With pharma lobbying hard, California's contentious Prop 61 is now a toss-up, poll shows

Despite a push by populist Sen. Bernie Sanders in favor of California's drug pricing measure, efforts to derail it appear to be working. Earlier polls showed “yes” votes having a distinct advantage, but a poll released Friday indicates voters are now evenly divided in the election’s final stretch.

A new Field-IGS poll of nearly 1,500 voters in the nation’s most populous state finds that 47% plan to vote yes, 47% plan to vote no and 6% are undecided on Prop 61. If passed, the measure would require the state buy to its prescription drugs at a price no higher than that charged by the U.S. Department of Veterans Affairs.

Pharma has committed serious capital to stop the measure, with some fearing that the idea could spread elsewhere if it’s passed. To date, the industry has raised $109 million to buy ads arguing that Prop 61 could lead to higher drug costs for veterans. Companies such as Johnson & Johnson, Bristol-Myers Squibb, Novartis, Amgen and AbbVie have contributed to the "No" group, according to Ballotpedia.

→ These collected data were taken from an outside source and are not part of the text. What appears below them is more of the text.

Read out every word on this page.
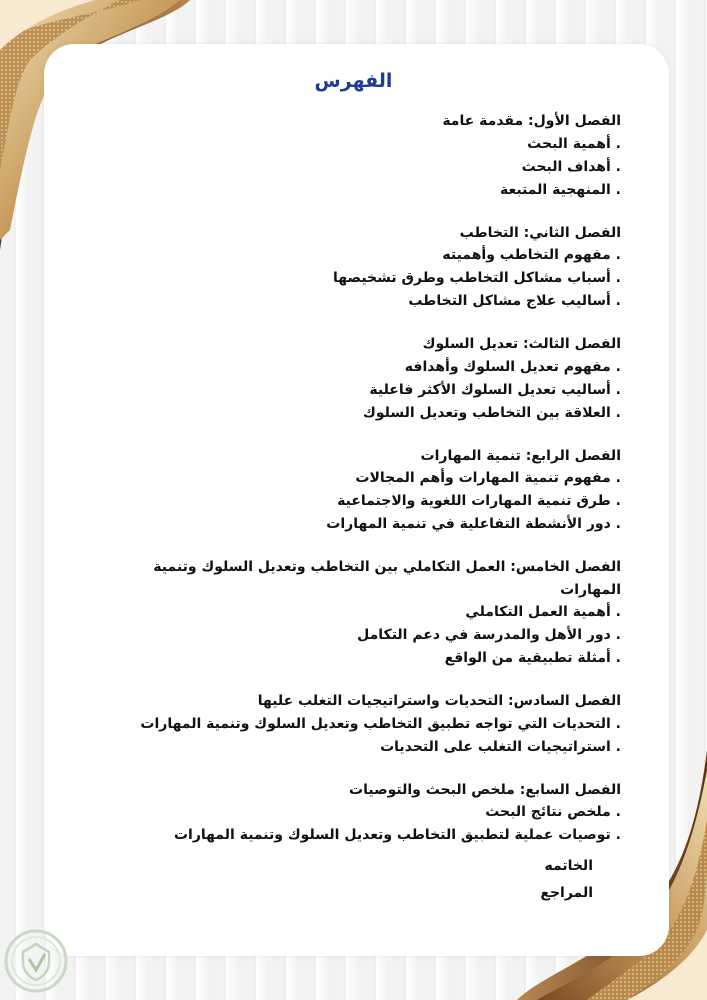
الفهرس
الفصل الأول: مقدمة عامة
. أهمية البحث
. أهداف البحث
. المنهجية المتبعة
الفصل الثاني: التخاطب
. مفهوم التخاطب وأهميته
. أسباب مشاكل التخاطب وطرق تشخيصها
. أساليب علاج مشاكل التخاطب
الفصل الثالث: تعديل السلوك
. مفهوم تعديل السلوك وأهدافه
. أساليب تعديل السلوك الأكثر فاعلية
. العلاقة بين التخاطب وتعديل السلوك
الفصل الرابع: تنمية المهارات
. مفهوم تنمية المهارات وأهم المجالات
. طرق تنمية المهارات اللغوية والاجتماعية
. دور الأنشطة التفاعلية في تنمية المهارات
الفصل الخامس: العمل التكاملي بين التخاطب وتعديل السلوك وتنمية المهارات
. أهمية العمل التكاملي
. دور الأهل والمدرسة في دعم التكامل
. أمثلة تطبيقية من الواقع
الفصل السادس: التحديات واستراتيجيات التغلب عليها
. التحديات التي تواجه تطبيق التخاطب وتعديل السلوك وتنمية المهارات
. استراتيجيات التغلب على التحديات
الفصل السابع: ملخص البحث والتوصيات
. ملخص نتائج البحث
. توصيات عملية لتطبيق التخاطب وتعديل السلوك وتنمية المهارات
الخاتمه
المراجع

The new data represent a sizable turnaround from the same poll in September that found “yes” votes leading by a margin of 50% to 16%, with 34% undecided. Field Research said in its newest poll that “Yes side support has declined slightly, and nearly all of those previously undecided have moved to the No side.”

But the measure has attracted some big-name support from frequent pharma critic Sen. Bernie Sanders. In the month leading up to the election, Sanders has been hosting rallies to encourage “yes” votes and has appeared in a half-hour film that creators say highlights pharma’s “greed.”

In the end, Prop 61 “could be the ballot measure with the most money spent on it ever in the nation's history,” Ballotpedia says, with the “Yes” and “No” groups having raised nearly $126 million as of the beginning of November.

For the pharma industry, the measure will be one key election result to keep an eye on, in addition to the control in Congress and the presidential race. Despite more than a year of sharp rhetoric on drug pricing, some policy experts have said that any real legislation on the issue won’t come until 2017, and only then as part of an overhaul of the Affordable Care Act.